«Дар особенный»: художественный перевод в истории русской культуры | страница 35






Переводческое кредо О.Г. Савича, по словам В. Огнева, – «точность. Он исходит из той простой истины, что читатель хочет знать переводимого поэта, и он, переводчик, “умирает в поэте”, которого счел нужным представить читающей публике…»[137]. В переводе Савича, например, невозможно было такое грубое искажение смысла оригинала, какое имеется в самых последних строках «Стансов» в переводе Эренбурга:

Dió el alma a quien se la dió
(El cual la ponga en el cielo
en su gloria),
aunque la vida murió,
Nos dexó harto consuelo
Su memoria.

(Он вернул душу тому, кто ему ее дал / (Кто взял бы ее в рай, / В его блаженство), / И, хотя его жизнь закончена, / Он оставил нам достаточным утешением / Воспоминание.)

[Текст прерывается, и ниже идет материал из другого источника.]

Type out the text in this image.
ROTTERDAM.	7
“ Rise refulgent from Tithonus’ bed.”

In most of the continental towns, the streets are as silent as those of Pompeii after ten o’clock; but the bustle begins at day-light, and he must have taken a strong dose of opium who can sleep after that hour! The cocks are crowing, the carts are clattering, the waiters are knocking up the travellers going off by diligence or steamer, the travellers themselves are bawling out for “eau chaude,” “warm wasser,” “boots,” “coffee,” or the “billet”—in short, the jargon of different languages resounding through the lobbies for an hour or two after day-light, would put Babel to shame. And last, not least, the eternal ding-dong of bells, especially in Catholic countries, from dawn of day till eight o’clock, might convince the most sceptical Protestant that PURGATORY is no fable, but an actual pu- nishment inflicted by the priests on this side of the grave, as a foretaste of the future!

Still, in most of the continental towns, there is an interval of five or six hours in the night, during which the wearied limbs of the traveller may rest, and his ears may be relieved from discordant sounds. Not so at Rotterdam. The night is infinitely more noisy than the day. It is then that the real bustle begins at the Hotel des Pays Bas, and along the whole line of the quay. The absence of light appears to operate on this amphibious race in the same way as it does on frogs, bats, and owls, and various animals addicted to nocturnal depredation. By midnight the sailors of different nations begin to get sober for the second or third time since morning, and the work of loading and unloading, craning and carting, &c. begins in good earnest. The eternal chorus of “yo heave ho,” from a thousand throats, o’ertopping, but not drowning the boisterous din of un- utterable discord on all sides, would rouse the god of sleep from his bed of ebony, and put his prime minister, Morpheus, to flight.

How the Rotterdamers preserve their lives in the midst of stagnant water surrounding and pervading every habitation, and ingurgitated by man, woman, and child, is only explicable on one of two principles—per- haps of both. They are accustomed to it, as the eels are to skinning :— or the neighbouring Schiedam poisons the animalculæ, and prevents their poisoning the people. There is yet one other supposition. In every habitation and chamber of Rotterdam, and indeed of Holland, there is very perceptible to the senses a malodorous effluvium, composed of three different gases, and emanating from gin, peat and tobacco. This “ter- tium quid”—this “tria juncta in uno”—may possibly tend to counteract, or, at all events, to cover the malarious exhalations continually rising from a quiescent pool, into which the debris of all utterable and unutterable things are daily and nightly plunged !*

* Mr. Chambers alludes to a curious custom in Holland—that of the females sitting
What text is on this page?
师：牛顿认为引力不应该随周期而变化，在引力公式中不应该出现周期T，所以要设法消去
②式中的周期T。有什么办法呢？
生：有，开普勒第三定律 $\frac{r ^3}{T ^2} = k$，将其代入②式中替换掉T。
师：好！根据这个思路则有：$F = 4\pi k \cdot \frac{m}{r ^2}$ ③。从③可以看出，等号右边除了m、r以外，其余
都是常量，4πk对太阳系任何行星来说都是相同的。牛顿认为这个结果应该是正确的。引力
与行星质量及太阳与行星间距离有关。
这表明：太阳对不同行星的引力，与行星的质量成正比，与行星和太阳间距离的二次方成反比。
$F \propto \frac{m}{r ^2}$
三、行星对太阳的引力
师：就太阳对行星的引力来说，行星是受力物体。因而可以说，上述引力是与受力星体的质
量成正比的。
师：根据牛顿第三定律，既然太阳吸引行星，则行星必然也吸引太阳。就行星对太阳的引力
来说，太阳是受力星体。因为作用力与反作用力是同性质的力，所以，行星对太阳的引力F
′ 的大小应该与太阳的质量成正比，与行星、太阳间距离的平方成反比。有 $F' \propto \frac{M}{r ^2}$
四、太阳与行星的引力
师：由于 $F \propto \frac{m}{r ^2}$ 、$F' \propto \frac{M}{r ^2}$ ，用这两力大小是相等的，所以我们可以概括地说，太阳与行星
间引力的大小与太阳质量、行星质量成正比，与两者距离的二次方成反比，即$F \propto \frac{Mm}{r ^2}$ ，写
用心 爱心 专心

Не говоря уже о том, что подвергается сомнению праведность жизни дона Родриго («если она достойна»), для доказательства которой и были, собственно говоря, написаны «Строфы», Эренбургу, видимо, показалось неубедительным введение мотива бессмертия в потомках, в доброй славе[138], и он его «снял», несмотря на то что этот мотив, по всей вероятности, казался убедительным автору. Эренбург, таким образом, действовал в соответствии с принципом, согласно которому, по словам М.А. Волошина, «при переводе следует скрадывать недостатки и шероховатости оригинала, буде такие обнаружатся»[139]. Примером того, как Эренбургу удается создание равнозначного эмоционального воздействия на читателя, которое прежде всего и входило в его планы, может служить перевод строфы XXVI:

¡ Quė amigo de sus amigos!
¡ Quė señor para criados
Y parientes!
¡ Quė enemigo de enemigos!
¡ Quė maestro de esforçados
Y valientes!
¡ Ouė seso para discretos!
¡ Quė gracia para donosos!
¡ Quė razón!
¡ Сuán benigno a los subjectos,
Y a los bravos у dañosos
Un león!

(Какой друг для своих друзей! / Какой господин для своих слуг / И родственников! / Какой враг для врагов! / Какой образец для подражания мужественным / И смелым! / Какое благоразумие для скромных! / Какая приветливость для веселых! / Какой ум! / Сколь бодр он с подчиненными. / А для жестоких и вредных – / Лев!)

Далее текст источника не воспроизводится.